Where genuine devolution was attempted, its implementation was half-baked, encouraging distortions rather than transformative change. The Mahatma Gandhi National Rural Employment Guarantee Act (MGNREGA) is a classic example. By design, the Act took an important step by mandating that 50% of funds be spent by the gram panchayats (village councils). But this was not accompanied by a complementary devolution of roles and responsibilities for implementation. Consequently, panchayats have become post officers for large funds with little authority and responsibility. And so, as the CAG’s 2013 audit highlights, panchayats don’t even perform the most basic of functions like making annual plans and labour budgets. This has de-linked MGNREGA’s performance from panchayat electoral outcomes and unsurprisingly, MGNREGA is now an important source of rents for local politicians. And when accountability is so diffused and electoral consequences of poor performance are few, even far-reaching provisions like social audits will have limited impact.
The first challenge of a new government, if it is serious about deepening the welfare state project, will be to break out of the centralized delivery model and build a financial transfer system that enables states to innovate and design their own implementation architecture. This needs to be accompanied by genuine devolution of finances and decision-making powers to panchayats. Only then will steps to ensure transparency and accountability be effective.

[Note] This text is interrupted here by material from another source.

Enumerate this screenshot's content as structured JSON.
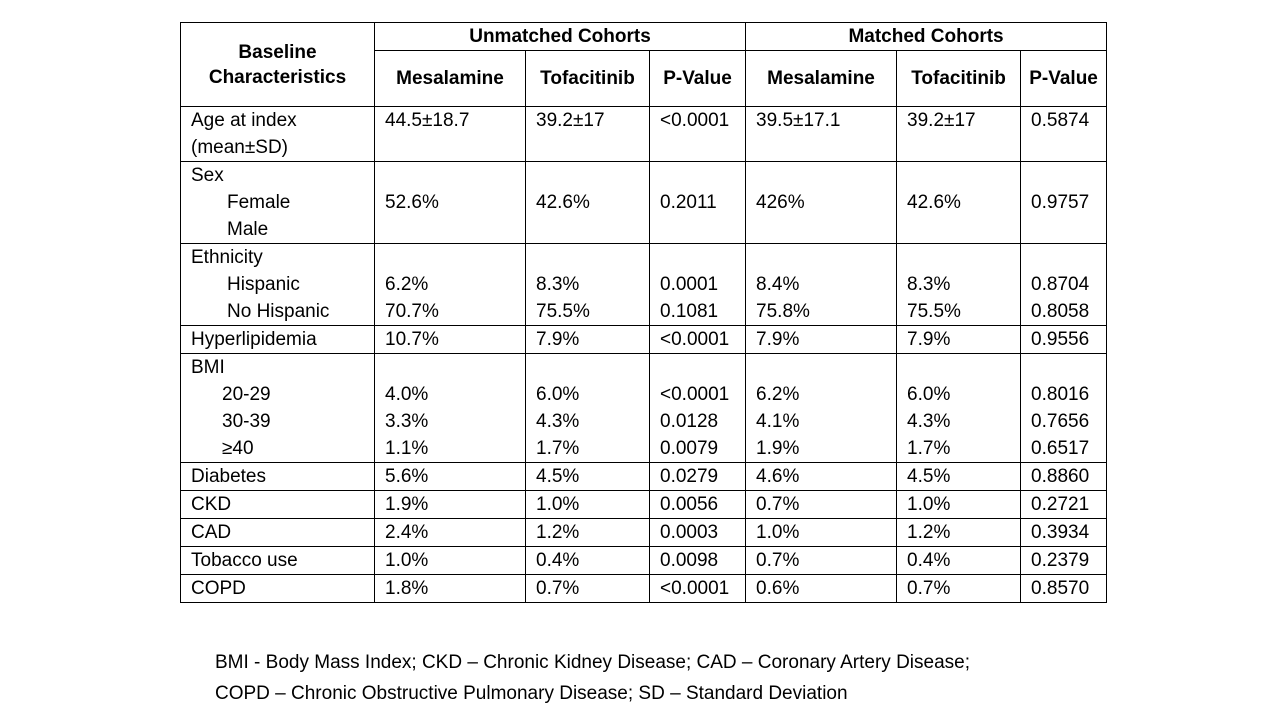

Second, the greatest limitation of the rights laws is that they have failed to tackle the issue of administrative capability. With each new law, the government expended significant energy and political capital on budgetary requirements. Completely absent was any effort to identify the human resource and administrative changes needed to ensure effective spending. To the extent that administrative reforms have been part of the agenda, this has involved penalties for the frontline and use of technology to improve monitoring. But this only entrenched bureaucratic hierarchies and rules rather than tackling the systemic questions of bureaucratic motivation, organizational structure and decision making systems. It also overemphasizes bureaucratic failings at the frontline.

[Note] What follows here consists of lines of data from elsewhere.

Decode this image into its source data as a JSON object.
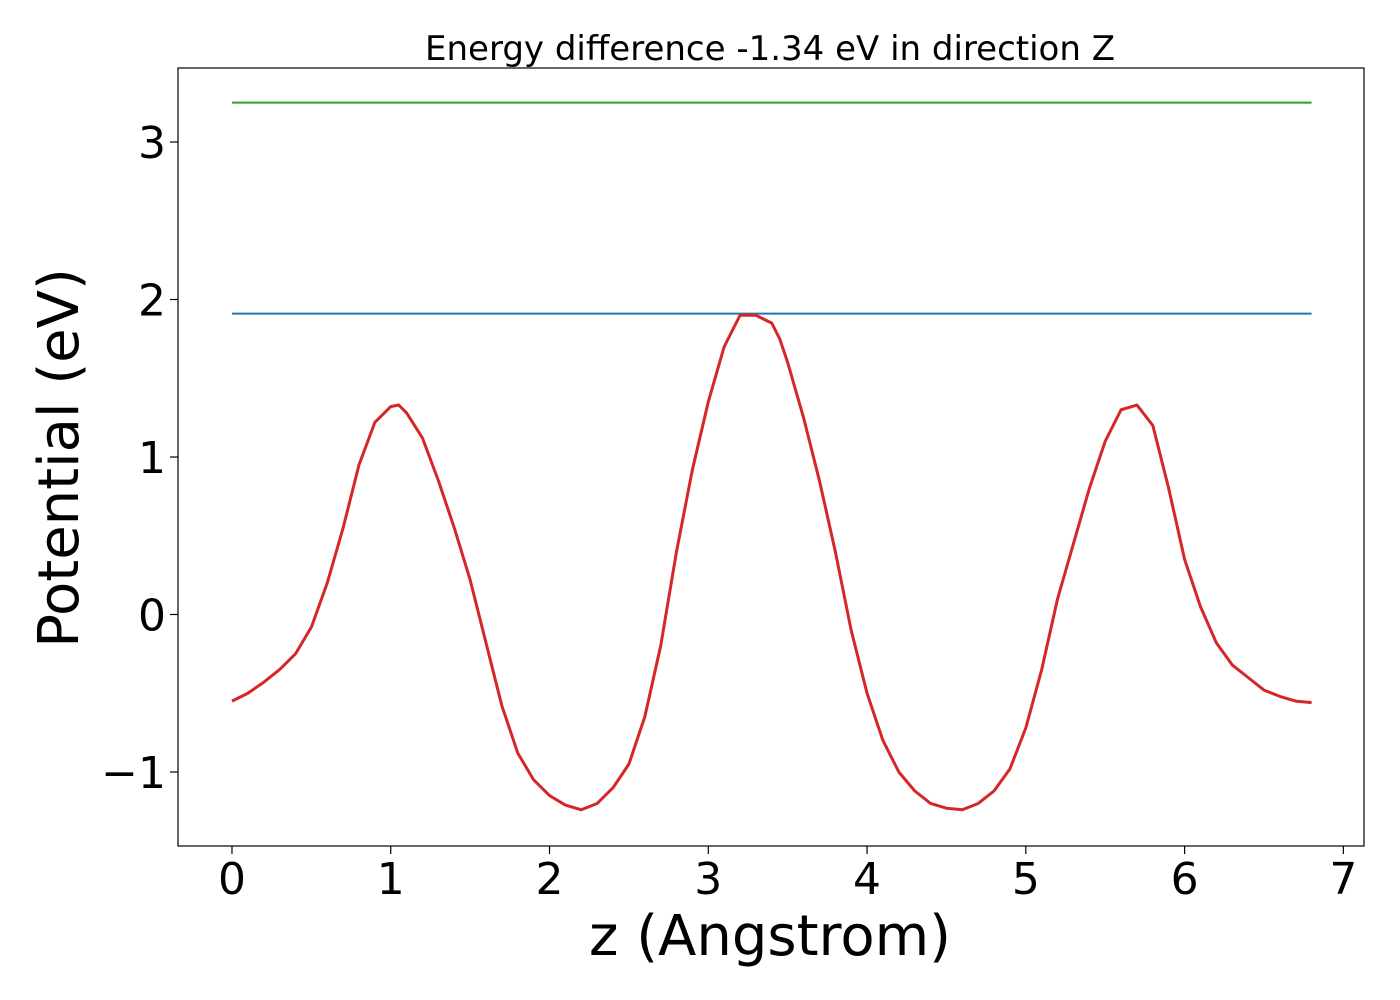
{
  "chart_data": {
    "type": "line",
    "title": "Energy difference -1.34 eV in direction Z",
    "xlabel": "z (Angstrom)",
    "ylabel": "Potential (eV)",
    "xlim": [
      -0.34,
      7.13
    ],
    "ylim": [
      -1.47,
      3.47
    ],
    "xticks": [
      0,
      1,
      2,
      3,
      4,
      5,
      6,
      7
    ],
    "xtick_labels": [
      "0",
      "1",
      "2",
      "3",
      "4",
      "5",
      "6",
      "7"
    ],
    "yticks": [
      -1,
      0,
      1,
      2,
      3
    ],
    "ytick_labels": [
      "−1",
      "0",
      "1",
      "2",
      "3"
    ],
    "grid": false,
    "series": [
      {
        "color": "#2ca02c",
        "x": [
          0,
          6.8
        ],
        "y": [
          3.25,
          3.25
        ]
      },
      {
        "color": "#1f77b4",
        "x": [
          0,
          6.8
        ],
        "y": [
          1.91,
          1.91
        ]
      },
      {
        "color": "#d62728",
        "x": [
          0.0,
          0.1,
          0.2,
          0.3,
          0.4,
          0.5,
          0.6,
          0.7,
          0.8,
          0.9,
          1.0,
          1.05,
          1.1,
          1.2,
          1.3,
          1.4,
          1.5,
          1.6,
          1.7,
          1.8,
          1.9,
          2.0,
          2.1,
          2.2,
          2.3,
          2.4,
          2.5,
          2.6,
          2.7,
          2.8,
          2.9,
          3.0,
          3.1,
          3.2,
          3.3,
          3.4,
          3.45,
          3.5,
          3.6,
          3.7,
          3.8,
          3.9,
          4.0,
          4.1,
          4.2,
          4.3,
          4.4,
          4.5,
          4.6,
          4.65,
          4.7,
          4.8,
          4.9,
          5.0,
          5.1,
          5.2,
          5.3,
          5.4,
          5.5,
          5.6,
          5.7,
          5.8,
          5.9,
          6.0,
          6.1,
          6.2,
          6.3,
          6.4,
          6.5,
          6.6,
          6.7,
          6.8
        ],
        "y": [
          -0.55,
          -0.5,
          -0.43,
          -0.35,
          -0.25,
          -0.08,
          0.2,
          0.55,
          0.95,
          1.22,
          1.32,
          1.33,
          1.28,
          1.12,
          0.85,
          0.55,
          0.22,
          -0.18,
          -0.58,
          -0.88,
          -1.05,
          -1.15,
          -1.21,
          -1.24,
          -1.2,
          -1.1,
          -0.95,
          -0.65,
          -0.2,
          0.4,
          0.92,
          1.35,
          1.7,
          1.9,
          1.9,
          1.85,
          1.75,
          1.6,
          1.25,
          0.85,
          0.4,
          -0.1,
          -0.5,
          -0.8,
          -1.0,
          -1.12,
          -1.2,
          -1.23,
          -1.24,
          -1.22,
          -1.2,
          -1.12,
          -0.98,
          -0.72,
          -0.35,
          0.1,
          0.45,
          0.8,
          1.1,
          1.3,
          1.33,
          1.2,
          0.8,
          0.35,
          0.05,
          -0.18,
          -0.32,
          -0.4,
          -0.48,
          -0.52,
          -0.55,
          -0.56
        ]
      }
    ]
  }
}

The fate of the rights-based welfare state will depend on the new government’s willingness to undertake radical administrative reform. This entails moving beyond punitive action to building a system that privileges problem-solving over hierarchies and rules. The good news is that the new government doesn’t need to look far. There are innovative experiments underway across India that offer lessons. In Bihar, for instance, a district collector partnered with a non-governmental organization to implement an effort that empowered rather than penalized frontline education officers to work with schools on pedagogical experimentation. This had the stunning consequence of both mobilizing demotivated officers and dramatically improving learning outcomes in the schools. Bihar is now attempting to scale up this experiment across the state. Effective administrative reforms should build on these experiments by fostering a more local approach to planning and decision-making.
The Congress party’s rights-based welfare laws were ambitious in their aspiration of building an accountable welfare state. This now needs better implementation. The new government faces a major challenge of solving this, with serious progress only likely if it places its political weight behind a project of administrative renewal. The new government will also need to prepare the welfare state to address new challenges—ensuring that the right to education provides quality education; that employment guarantee doesn’t become a substitute for skills and jobs; that urban poverty is part of the debate, all of which necessitate a strong administration equipped to learn and empowered to innovate. Perhaps citizens should really be voting for a right to effective implementation in this election season!
Yamini Aiyar is a senior research fellow and director of the Accountability Initiative at the Centre for Policy Research (CPR). Michael Walton is a lecturer in international development at the Kennedy School of Government, Harvard University, and a senior visiting fellow at CPR.